L'enseignement des guerres répond à plusieurs finalités. Tout d'abord, cet enseignement participe à la formation du citoyen dans la société, et répond donc à une finalité civique. En effet, à travers l'étude de la guerre et de ses mécanismes inscrits dans une époque, l'élève acquiert une culture qui est commune à tous les élèves en France. S'appuyant sur des événements (ici, les guerres) constitutifs de notre nation, cette culture commune permet donc au futur citoyen de s'intégrer pleinement dans notre société actuelle.

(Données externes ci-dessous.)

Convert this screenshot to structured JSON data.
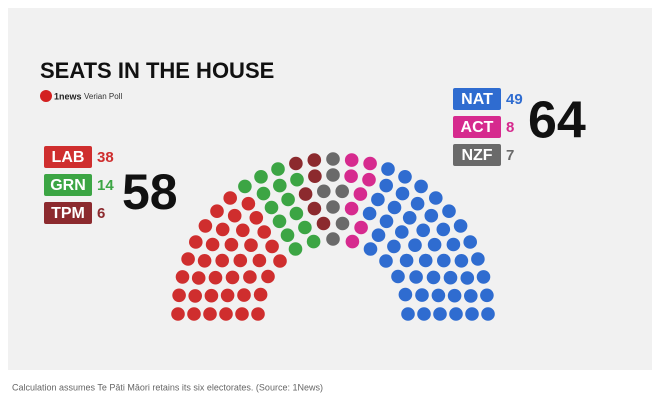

L'acquisition d'une telle culture s'effectue à travers l'étude des guerres dans l'histoire mais également à travers l'étude de la guerre aujourd'hui, dans la société actuelle. En effet, l'étude des guerres permet de comprendre et d'analyser le fonctionnement d'une société antérieure, ses mécanismes, ses rapports sociaux et ses rapports de dominations. C'est le choix opéré en classe de 5ème avec le sous thème « Affirmation de l'État monarchique dans le royaume des Capétiens et des Valois »45 au cours duquel il s'agit de mettre en lumière le fonctionnement de la société féodale au regard des rapports de force qui s'y exercent et notamment au travers de la guerre, phénomène qui illustre les mécanismes décisionnels et institutionnels d'un État. De ce fait, l'élève est en mesure de comprendre quel était le fonctionnement à l'époque médiévale, afin de comprendre notre système actuel lui-même héritier de ce fonctionnement à l'époque médiéval. Avec ce thème, le phénomène conflictuel

45 Fiche accompagnement Éduscol ; Programme de 5e, Thème 2, 2016.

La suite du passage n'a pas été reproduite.